Sözleşmeyi; tarafların belirli bir hukuki sonuca, diğer bir ifade ile bir hakkı veya hukuki ilişkiyi kurmaya, değiştirmeye veya ortadan kaldırmaya yönelik karşılıklı ve birbirine uygun irade açıklamalarından oluşan iki veya çok taraflı hukuki işlem olarak tanımlamak mümkündür.
Sözleşme hukukunun temel ilkeleri nelerdir?
Sözleşmeler hukukunda temel ilke, irade serbestîsi ve buna paralel olarak da sözleşme özgürlüğüdür. Sözleşmeyi kurmak üzere bir araya gelen taraflar serbest iradeleri ile karşılıklı iradelerini açıklamak suretiyle sözleşmelerini serbestçe kurabilmektedirler. 6098 sayılı Türk Borçlar Kanunu (TBK) m.1’de bu husus; “Sözleşme, tarafların iradelerini karşılıklı ve birbirine uygun olarak açıklamalarıyla kurulur” şeklinde kaleme alınmıştır. Bu tanımdan anlaşılacağı üzere; sözleşmenin iki taraflı bir hukuki işlem olduğu, “taraflar” ibaresi ile sözleşmenin kurulabilmesi için alacaklı ve borçlu tarafından açıklanan karşılıklı ve birbirine uygun irade beyanlarının bulunması gerektiği ifade edilmektedir.
Öneri ve kabul kavramlarını açıklayınız.
Öneri, sözleşmenin kurulması maksadıyla taraflardan birinin teklifini içeren ve karşı tarafa yöneltilen irade beyanıdır.
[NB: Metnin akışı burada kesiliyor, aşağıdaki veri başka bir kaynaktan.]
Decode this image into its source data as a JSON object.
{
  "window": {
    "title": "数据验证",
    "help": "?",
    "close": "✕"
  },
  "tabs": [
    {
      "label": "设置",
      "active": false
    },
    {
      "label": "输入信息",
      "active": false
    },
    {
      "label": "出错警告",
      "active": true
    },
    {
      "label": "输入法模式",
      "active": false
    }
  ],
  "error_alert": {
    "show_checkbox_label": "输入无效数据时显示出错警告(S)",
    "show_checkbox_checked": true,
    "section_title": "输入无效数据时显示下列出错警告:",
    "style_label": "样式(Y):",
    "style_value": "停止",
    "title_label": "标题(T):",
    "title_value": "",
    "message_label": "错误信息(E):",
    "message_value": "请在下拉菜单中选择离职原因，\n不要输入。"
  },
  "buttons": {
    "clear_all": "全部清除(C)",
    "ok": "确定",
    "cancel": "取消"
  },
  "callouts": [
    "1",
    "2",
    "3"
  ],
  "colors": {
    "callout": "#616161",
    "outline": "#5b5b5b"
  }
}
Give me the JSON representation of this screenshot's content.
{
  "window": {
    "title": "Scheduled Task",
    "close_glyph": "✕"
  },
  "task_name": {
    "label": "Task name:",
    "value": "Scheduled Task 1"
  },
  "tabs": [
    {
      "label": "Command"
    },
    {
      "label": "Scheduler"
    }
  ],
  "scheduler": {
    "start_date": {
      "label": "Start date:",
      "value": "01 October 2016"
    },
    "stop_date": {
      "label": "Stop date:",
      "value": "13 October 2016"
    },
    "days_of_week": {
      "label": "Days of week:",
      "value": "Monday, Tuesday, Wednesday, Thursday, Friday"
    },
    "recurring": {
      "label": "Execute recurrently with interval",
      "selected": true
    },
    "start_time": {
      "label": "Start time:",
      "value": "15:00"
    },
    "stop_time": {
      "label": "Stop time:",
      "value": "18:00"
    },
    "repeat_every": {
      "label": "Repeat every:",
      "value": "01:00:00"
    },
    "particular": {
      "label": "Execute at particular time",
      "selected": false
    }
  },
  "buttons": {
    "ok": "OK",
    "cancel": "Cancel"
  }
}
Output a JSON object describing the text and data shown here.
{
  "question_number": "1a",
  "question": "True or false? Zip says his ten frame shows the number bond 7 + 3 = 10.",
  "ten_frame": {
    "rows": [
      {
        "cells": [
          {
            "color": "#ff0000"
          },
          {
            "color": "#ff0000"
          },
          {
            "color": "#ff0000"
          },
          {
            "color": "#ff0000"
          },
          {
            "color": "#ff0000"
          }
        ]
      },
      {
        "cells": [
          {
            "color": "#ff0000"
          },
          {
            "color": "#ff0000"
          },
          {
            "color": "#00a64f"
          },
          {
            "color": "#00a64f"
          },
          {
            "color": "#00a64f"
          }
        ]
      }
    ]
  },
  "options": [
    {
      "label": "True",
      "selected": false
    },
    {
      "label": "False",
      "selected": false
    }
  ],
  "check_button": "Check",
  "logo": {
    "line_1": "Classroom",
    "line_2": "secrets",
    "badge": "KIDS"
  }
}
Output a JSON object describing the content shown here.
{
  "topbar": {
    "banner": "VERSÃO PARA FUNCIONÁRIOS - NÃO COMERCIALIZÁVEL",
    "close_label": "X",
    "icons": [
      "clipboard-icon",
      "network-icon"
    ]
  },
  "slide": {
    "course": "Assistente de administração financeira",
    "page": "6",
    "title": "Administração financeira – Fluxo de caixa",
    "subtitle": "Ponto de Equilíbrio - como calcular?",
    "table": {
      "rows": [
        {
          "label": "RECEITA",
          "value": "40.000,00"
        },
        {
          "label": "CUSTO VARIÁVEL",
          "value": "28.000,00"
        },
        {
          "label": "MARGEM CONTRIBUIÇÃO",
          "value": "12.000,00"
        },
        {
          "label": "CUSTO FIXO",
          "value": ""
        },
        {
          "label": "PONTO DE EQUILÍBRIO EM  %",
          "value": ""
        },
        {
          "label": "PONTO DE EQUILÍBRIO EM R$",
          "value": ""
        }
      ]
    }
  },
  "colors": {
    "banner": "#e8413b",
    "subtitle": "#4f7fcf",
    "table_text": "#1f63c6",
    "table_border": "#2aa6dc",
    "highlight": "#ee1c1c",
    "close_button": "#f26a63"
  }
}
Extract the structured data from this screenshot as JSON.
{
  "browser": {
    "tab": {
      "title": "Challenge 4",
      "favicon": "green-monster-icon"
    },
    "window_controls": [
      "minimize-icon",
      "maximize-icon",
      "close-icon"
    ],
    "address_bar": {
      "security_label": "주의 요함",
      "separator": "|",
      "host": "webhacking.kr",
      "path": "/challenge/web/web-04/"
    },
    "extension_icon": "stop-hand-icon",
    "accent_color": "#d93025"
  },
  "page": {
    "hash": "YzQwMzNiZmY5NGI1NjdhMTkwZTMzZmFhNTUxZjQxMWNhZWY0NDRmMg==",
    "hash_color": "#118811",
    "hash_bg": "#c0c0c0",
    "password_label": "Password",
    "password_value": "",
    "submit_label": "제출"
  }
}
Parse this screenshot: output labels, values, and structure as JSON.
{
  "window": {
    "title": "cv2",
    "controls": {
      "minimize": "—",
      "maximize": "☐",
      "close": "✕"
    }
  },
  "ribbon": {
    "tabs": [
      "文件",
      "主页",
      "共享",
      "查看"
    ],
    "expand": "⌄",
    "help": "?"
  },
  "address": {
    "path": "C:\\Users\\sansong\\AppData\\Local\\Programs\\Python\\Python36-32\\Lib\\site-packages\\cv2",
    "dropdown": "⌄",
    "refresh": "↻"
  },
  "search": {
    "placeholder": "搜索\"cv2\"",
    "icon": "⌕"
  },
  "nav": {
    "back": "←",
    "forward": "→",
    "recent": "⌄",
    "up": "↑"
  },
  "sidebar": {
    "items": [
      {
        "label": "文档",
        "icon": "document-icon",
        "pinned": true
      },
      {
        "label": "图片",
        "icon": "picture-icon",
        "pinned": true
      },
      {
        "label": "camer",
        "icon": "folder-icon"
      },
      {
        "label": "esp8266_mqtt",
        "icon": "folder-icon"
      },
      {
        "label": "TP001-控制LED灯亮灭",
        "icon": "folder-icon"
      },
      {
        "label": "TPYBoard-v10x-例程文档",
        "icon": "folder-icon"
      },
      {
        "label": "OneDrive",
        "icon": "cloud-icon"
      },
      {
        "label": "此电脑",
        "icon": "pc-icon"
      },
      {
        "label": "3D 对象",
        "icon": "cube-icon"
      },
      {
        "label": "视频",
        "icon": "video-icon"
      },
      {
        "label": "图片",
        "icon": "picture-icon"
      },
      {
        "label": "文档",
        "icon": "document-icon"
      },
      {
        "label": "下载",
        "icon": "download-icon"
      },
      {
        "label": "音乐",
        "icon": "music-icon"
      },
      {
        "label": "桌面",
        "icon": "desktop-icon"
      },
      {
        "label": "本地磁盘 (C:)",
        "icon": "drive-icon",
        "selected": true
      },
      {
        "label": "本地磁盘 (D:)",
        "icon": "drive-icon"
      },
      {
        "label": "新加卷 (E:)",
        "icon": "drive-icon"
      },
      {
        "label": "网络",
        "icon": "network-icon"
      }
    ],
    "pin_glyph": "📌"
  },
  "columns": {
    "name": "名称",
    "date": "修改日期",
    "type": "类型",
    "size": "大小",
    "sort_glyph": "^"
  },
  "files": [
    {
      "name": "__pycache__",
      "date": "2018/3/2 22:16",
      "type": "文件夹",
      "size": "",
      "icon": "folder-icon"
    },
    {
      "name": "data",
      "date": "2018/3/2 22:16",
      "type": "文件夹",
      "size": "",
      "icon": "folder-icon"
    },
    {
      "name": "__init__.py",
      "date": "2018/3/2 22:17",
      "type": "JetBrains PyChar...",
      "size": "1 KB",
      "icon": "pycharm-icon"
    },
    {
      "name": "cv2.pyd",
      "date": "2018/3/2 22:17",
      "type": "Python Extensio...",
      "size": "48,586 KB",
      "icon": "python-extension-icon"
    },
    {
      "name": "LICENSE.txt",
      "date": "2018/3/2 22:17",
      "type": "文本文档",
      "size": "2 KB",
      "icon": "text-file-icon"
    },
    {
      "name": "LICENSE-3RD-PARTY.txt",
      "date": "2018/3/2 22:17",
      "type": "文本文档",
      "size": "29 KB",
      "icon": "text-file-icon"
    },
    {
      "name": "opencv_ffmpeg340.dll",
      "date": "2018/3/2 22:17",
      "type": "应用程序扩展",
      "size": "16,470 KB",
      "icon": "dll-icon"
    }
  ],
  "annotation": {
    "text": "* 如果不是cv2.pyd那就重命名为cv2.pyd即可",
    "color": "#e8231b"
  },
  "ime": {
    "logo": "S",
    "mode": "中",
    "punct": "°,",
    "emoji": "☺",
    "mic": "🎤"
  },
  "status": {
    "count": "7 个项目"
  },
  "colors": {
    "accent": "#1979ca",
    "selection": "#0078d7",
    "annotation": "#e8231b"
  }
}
Bir teklifin öneri olarak nitelendirilmesi için, önerinin karşı tarafa yöneltilmiş olması, sözleşmenin bütün esaslı noktalarını taşıması, ciddi olması ve öneriyi yapanın bu öneri ile bağlanma iradesine sahip olması gerekmektedir. Kabul beyanı ise bağlanma iradesi ile yapılan öneriye karşılık sözleşmenin diğer tarafınca öneriyi yapana yöneltilen ve sözleşmenin öneriye uygun olarak kurulması arzusunu kesin şekilde ifade eden irade beyanıdır.
Şekil serbestisi nedir?
Öneri ve kabul beyanının hangi şekilde yapılacağı hususunda açıkça Kanun veya tarafların üzerinde kararlaştırdıkları bir şekil şartının bulunmadığı durumlarda, yapılacak irade açıklaması herhangi bir şekil şartına tâbi değildir. Bu durum hukukumuzda “şekil serbestîsi” olarak adlandırılmaktadır. TBK m.12 gereğince, şekil serbestîsinin genel ilke olarak kabul gördüğü belirtilmektedir. Buna göre; “Sözleşmelerin geçerliliği, kanunda aksi öngörülmedikçe, hiçbir şekle bağlı değildir.” Başka bir ifade ile sözleşmeler için serbestçe şekil belirleme kural, belirli bir şekle bağlı olmak ise istisnadır.
Tipik ve atipik sözleşmeleri açıklayınız.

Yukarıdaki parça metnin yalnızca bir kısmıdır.